Em 20 de fevereiro de 2019, pouco depois de Jair Bolsonaro assumir o poder, o presidente contrariou posições que defendia anteriormente e entregou ao Congresso o projeto de reforma da Previdência, que garfou alguns anos de trabalho dos brasileiros.

Àquela altura, o general Mauro Cesar Lourena Cid, que dirigira o Departamento de Educação do Exército, havia assumido o cargo de chefe da Agência Brasileira de Promoção de Exportações e Investimentos (Apex) em Miami, com um salário equivalente a R$ 50 mil mensais.

Colega de turma de Jair Bolsonaro na Academia Militar das Agulhas Negras, Cidão deixou o filho Mauro Cesar Barbosa Cid num cargo-chave do governo federal: o de ajudante-de-ordens, o faz tudo nos bastidores do Planalto.

No dia 21 de fevereiro de 2019 — da entrega ao Congresso da reforma da Previdência —, o Escritório do Tesoureiro e Coletor de Impostos do condado de Riverside, na Califórnia, registrava um truste batizado com o nome de “Cid Family Trust”.

Na definição oficial, “um truste é uma relação fiduciária na qual um fiduciário dá a outra parte, conhecida como administrador, o direito de manter o título de propriedade ou ativos em benefício de terceiros”.

Na Califórnia, a diferença entre fazer um testamento e montar um truste é a privacidade. Em várias jurisdições dos Estados Unidos, os termos de um testamento são públicos. O truste pode ser usado, por exemplo, para esconder o nome de beneficiários ou para evitar que os bens sejam alcançados por medidas judiciais.

O principal bem colocado sob administração do truste da família Cid foi uma mansão avaliada em R$ 8,5 milhões onde vive um dos filhos do general, Daniel, irmão de Mauro. Uma outra casa comprada por Daniel, avaliada em R$ 2,2 milhões, também foi incorporada ao truste.

Daniel também está sob investigação da Polícia Federal. Especialista em segurança digital na Califórnia, ele disseminou fake news sobre a epidemia de Covid numa página que ficava fora do alcance de autoridades brasileiras.

Ouvido pela Polícia Federal, confessou que, a pedido do irmão Mauro Cid, tinha usado a página para espalhar links que continham arquivos em PDF que Jair Bolsonaro queria disseminar.

Foi o caso da cópia de um inquérito sigiloso da Polícia Federal que supostamente “provava” que o sistema eleitoral brasileiro poderia ser fraudado.

Bolsonaro falou sobre o tema em uma de suas lives semanais e indicou o link onde o inquérito poderia ser acessado.

O episódio é alvo de inquérito em andamento no Supremo Tribunal Federal.

Em outras palavras, pai e filhos atuavam conjuntamente em defesa e tirando proveito de sua relação próxima com Jair Bolsonaro.

As suspeitas sobre as transações financeiras da família Cid nos Estados Unidos estão relacionadas à cronologia das ações que adotaram.

Mauro Cid assumiu o posto de ajudante-de-ordens em 13 de dezembro de 2018, antes mesmo da posse de Bolsonaro. O cargo é subordinado ao Gabinete de Segurança Institucional, dirigido pelo general Augusto Heleno.

Semanas depois, o pai assumiu o cargo em Miami.

Em fevereiro de 2019, a família Cid criou o truste na Califórnia. E em 11 de junho de 2020, de acordo com denúncia do jornalista Lúcio de Castro, Daniel Cid criou uma empresa num paraíso fiscal dos Estados Unidos.
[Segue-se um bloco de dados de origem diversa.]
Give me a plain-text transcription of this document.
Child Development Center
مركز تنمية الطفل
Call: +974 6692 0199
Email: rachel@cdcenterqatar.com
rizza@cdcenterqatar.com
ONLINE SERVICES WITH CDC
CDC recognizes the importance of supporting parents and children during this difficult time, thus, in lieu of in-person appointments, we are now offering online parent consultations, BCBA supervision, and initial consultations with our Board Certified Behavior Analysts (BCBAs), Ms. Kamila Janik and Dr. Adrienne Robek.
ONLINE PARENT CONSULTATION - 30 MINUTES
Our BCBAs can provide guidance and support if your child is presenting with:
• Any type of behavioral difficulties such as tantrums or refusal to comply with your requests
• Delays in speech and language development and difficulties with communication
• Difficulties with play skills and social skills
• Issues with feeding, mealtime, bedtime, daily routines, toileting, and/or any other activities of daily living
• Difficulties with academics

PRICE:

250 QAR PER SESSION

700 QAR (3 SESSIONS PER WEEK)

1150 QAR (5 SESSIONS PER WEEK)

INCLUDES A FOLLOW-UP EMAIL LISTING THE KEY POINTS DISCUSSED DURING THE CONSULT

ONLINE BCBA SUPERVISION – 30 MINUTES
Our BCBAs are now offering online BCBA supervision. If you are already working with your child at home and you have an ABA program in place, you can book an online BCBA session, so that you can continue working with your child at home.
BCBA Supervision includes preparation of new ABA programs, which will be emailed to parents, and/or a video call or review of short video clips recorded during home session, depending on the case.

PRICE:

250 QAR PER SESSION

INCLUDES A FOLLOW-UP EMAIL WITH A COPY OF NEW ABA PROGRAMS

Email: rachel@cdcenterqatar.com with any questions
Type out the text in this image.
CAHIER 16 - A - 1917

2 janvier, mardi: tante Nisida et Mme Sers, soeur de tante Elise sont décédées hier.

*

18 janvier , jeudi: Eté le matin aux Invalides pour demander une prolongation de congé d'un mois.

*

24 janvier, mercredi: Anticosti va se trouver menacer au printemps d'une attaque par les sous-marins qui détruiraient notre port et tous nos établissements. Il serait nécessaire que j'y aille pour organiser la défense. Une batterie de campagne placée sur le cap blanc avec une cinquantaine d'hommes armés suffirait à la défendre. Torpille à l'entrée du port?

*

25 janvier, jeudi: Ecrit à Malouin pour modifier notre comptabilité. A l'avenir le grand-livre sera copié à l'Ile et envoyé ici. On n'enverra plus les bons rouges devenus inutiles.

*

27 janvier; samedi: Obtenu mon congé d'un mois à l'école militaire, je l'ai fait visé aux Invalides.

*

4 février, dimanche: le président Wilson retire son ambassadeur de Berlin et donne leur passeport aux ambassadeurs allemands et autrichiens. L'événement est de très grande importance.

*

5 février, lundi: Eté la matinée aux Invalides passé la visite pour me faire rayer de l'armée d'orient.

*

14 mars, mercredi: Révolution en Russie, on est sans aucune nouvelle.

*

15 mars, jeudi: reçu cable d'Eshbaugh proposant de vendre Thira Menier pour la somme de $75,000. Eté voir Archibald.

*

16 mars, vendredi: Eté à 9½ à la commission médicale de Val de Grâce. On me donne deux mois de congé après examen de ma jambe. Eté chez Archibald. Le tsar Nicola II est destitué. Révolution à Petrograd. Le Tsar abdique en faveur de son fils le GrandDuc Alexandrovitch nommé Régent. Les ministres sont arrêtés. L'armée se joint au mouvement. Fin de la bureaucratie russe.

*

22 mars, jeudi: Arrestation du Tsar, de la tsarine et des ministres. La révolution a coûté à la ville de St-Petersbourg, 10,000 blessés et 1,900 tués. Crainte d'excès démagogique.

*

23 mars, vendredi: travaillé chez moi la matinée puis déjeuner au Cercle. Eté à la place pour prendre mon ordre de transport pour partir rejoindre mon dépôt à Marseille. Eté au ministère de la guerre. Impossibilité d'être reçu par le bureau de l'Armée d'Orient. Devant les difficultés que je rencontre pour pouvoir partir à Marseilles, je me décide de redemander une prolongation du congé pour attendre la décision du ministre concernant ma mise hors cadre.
Delaware garante blindagem quase absoluta às empresas registradas em sua jurisdição.

Apesar de registrada em Delaware, o endereço de correspondência da empresa de Daniel Barbosa Cid é em Weatherford, Texas. Fica numa empresa que oferece caixas postais com “segurança e privacidade”.

Em junho deste ano, o general reformado Lourena Cid recebeu salário de R$ 42.212,55, sendo mais de 18 mil de “gratificação natalina”. Preso, o tenente-coronel Mauro Cesar, ex-ajudante de ordens de Bolsonaro, recebeu R$ 30.288,24, inclusive mais de 13 mil de “gratificação natalina”.